O Mestre suspirou. Estava na hora de explicar algumas coisas que nunca colocara em palavras.

– Alguns anos antes de você aparecer na porta de minha casa, arrasado e detonado por conta de Altos Terrenos, eu conheci uma mulher. Seu nome era Amy, uma viajante vinda de Gargoyles, um reino a meio mundo de onde estamos. Assim como você, chegou muito fraca na minha casa, pois se perdeu e foi atacada por vários monstros, mas conseguiu escapar por pouco da morte.

“Não sei do motivo por qual ela saiu de seu reino, mas cuidei dela. Fiz os procedimentos necessários contra os ferimentos e lhe dei comida e água. Ela, agradecida com a minha ajuda, decidiu permanecer na aldeia me ajudando em diversas tarefas.“

“Antes que eu percebesse, fiquei completamente encantado por ela. Uma mulher incrível e linda, educada e encantadora. Depois de certo tempo, nos unimos e pretendíamos cuidar de uma criança. Minha vida ficou perfeita. Com Amy ao meu lado, nada poderia me derrubar.“

“Eis um dia que eu fui à ferraria projetar minha espada de diamante, que ainda a possuo. Faltava pouco para o sol desaparecer de vez do horizonte e a noite chegar. Minha mulher estava lavando algumas roupas no lago um pouco atrás de casa e já terminava o serviço.”

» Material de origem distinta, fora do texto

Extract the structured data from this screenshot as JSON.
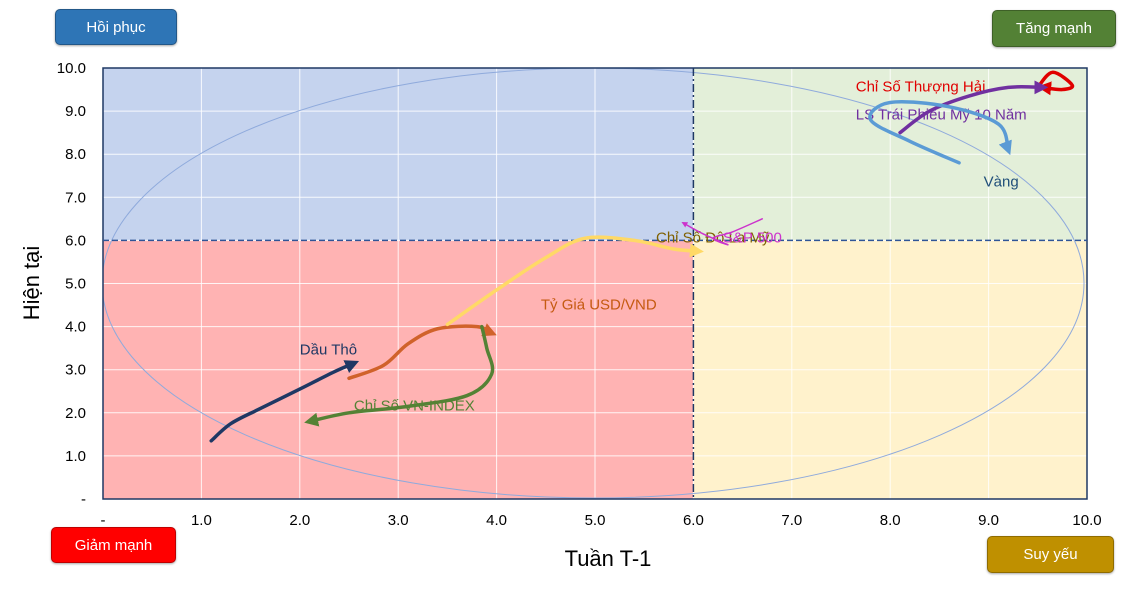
{
  "buttons": {
    "recover": "Hồi phục",
    "strong": "Tăng mạnh",
    "weak": "Giảm mạnh",
    "decline": "Suy yếu"
  },
  "chart_data": {
    "type": "line",
    "xlabel": "Tuần T-1",
    "ylabel": "Hiện tại",
    "xlim": [
      0,
      10
    ],
    "ylim": [
      0,
      10
    ],
    "x_ticks": [
      "-",
      "1.0",
      "2.0",
      "3.0",
      "4.0",
      "5.0",
      "6.0",
      "7.0",
      "8.0",
      "9.0",
      "10.0"
    ],
    "y_ticks": [
      "-",
      "1.0",
      "2.0",
      "3.0",
      "4.0",
      "5.0",
      "6.0",
      "7.0",
      "8.0",
      "9.0",
      "10.0"
    ],
    "grid": true,
    "quadrants": [
      {
        "x": [
          0,
          6
        ],
        "y": [
          6,
          10
        ],
        "color": "#c5d3ee"
      },
      {
        "x": [
          6,
          10
        ],
        "y": [
          6,
          10
        ],
        "color": "#e3efd9"
      },
      {
        "x": [
          0,
          6
        ],
        "y": [
          0,
          6
        ],
        "color": "#ffb3b3"
      },
      {
        "x": [
          6,
          10
        ],
        "y": [
          0,
          6
        ],
        "color": "#fff2cc"
      }
    ],
    "series": [
      {
        "name": "Dầu Thô",
        "color": "#1f3864",
        "points": [
          [
            1.1,
            1.35
          ],
          [
            1.3,
            1.75
          ],
          [
            1.6,
            2.1
          ],
          [
            2.0,
            2.55
          ],
          [
            2.35,
            2.95
          ],
          [
            2.55,
            3.15
          ]
        ],
        "label_pos": [
          2.0,
          3.35
        ],
        "label_color": "#1f3864"
      },
      {
        "name": "Tỷ Giá USD/VND",
        "color": "#d0622a",
        "points": [
          [
            2.5,
            2.8
          ],
          [
            2.85,
            3.1
          ],
          [
            3.1,
            3.6
          ],
          [
            3.4,
            3.95
          ],
          [
            3.8,
            4.0
          ],
          [
            3.95,
            3.85
          ]
        ],
        "label_pos": [
          4.45,
          4.4
        ],
        "label_color": "#c55a11"
      },
      {
        "name": "Chỉ Số VN-INDEX",
        "color": "#548235",
        "points": [
          [
            3.85,
            4.0
          ],
          [
            3.9,
            3.5
          ],
          [
            3.95,
            2.9
          ],
          [
            3.7,
            2.4
          ],
          [
            3.1,
            2.15
          ],
          [
            2.5,
            2.0
          ],
          [
            2.1,
            1.8
          ]
        ],
        "label_pos": [
          2.55,
          2.05
        ],
        "label_color": "#548235"
      },
      {
        "name": "Chỉ Số Đô La Mỹ",
        "color": "#ffd966",
        "points": [
          [
            3.5,
            4.05
          ],
          [
            4.0,
            4.85
          ],
          [
            4.5,
            5.6
          ],
          [
            4.9,
            6.05
          ],
          [
            5.4,
            6.0
          ],
          [
            5.8,
            5.8
          ],
          [
            6.05,
            5.75
          ]
        ],
        "label_pos": [
          5.62,
          5.95
        ],
        "label_color": "#7f6000"
      },
      {
        "name": "S&P 500",
        "color": "#cc33cc",
        "points": [
          [
            6.7,
            6.5
          ],
          [
            6.4,
            6.2
          ],
          [
            6.2,
            6.05
          ],
          [
            6.35,
            5.9
          ],
          [
            6.1,
            6.15
          ],
          [
            5.9,
            6.4
          ]
        ],
        "label_pos": [
          6.3,
          5.95
        ],
        "label_color": "#cc33cc"
      },
      {
        "name": "Chỉ Số Thượng Hải",
        "color": "#e00000",
        "points": [
          [
            9.5,
            9.55
          ],
          [
            9.65,
            9.9
          ],
          [
            9.85,
            9.6
          ],
          [
            9.75,
            9.5
          ],
          [
            9.55,
            9.55
          ]
        ],
        "label_pos": [
          7.65,
          9.45
        ],
        "label_color": "#e00000"
      },
      {
        "name": "LS Trái Phiếu Mỹ 10 Năm",
        "color": "#7030a0",
        "points": [
          [
            8.1,
            8.5
          ],
          [
            8.4,
            9.0
          ],
          [
            8.8,
            9.35
          ],
          [
            9.2,
            9.55
          ],
          [
            9.55,
            9.55
          ]
        ],
        "label_pos": [
          7.65,
          8.8
        ],
        "label_color": "#7030a0"
      },
      {
        "name": "Vàng",
        "color": "#5b9bd5",
        "points": [
          [
            8.7,
            7.8
          ],
          [
            8.2,
            8.3
          ],
          [
            7.8,
            8.8
          ],
          [
            8.0,
            9.2
          ],
          [
            8.6,
            9.1
          ],
          [
            9.1,
            8.7
          ],
          [
            9.2,
            8.1
          ]
        ],
        "label_pos": [
          8.95,
          7.25
        ],
        "label_color": "#1f4e79"
      }
    ]
  }
}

“Então, ouvi a explosão. Agilizando, imaginando o pior, me dirigi para a origem do barulho, e vi uma enorme cratera no chão perto da margem, com uma figura imóvel em seu interior.“

Eddard deixou escapar mais um suspiro.

“Meu filho e esposa morreram em um simples ataque de um monstro. Perdi o meu sentido de viver em uma única noite.”

Percebeu que Rick relaxou os ombros. Provavelmente ele entendia muito bem do que o seu Mestre dizia.

– Você é o filho que nunca tive. – Eddard revelou com o tom de voz mais baixo.

Rick virou-se rapidamente para ele novamente. O Mestre conseguiu ver emoção em seus olhos, mas o garoto abaixou a cabeça e permaneceu em silêncio.

– Não sou muito bom nessas coisas de sentimentos... Mas me preocupo com você. E te ver desse jeito... Sendo destruído lentamente... Me entristece.

Rick o fitava de um jeito estranho. O Mestre chegou à conclusão que esse olhar seria o máximo que poderia esperar dele – por hora.

– Descanse um pouco. É uma ordem. Vamos fazer um lanche mais cedo e depois continuamos.

Então ele foi em direção à mochila. Eddard não havia percebido, mas ao soltar aquelas palavras, sentiu-se mais leve. Menos angustiado. E aliviado.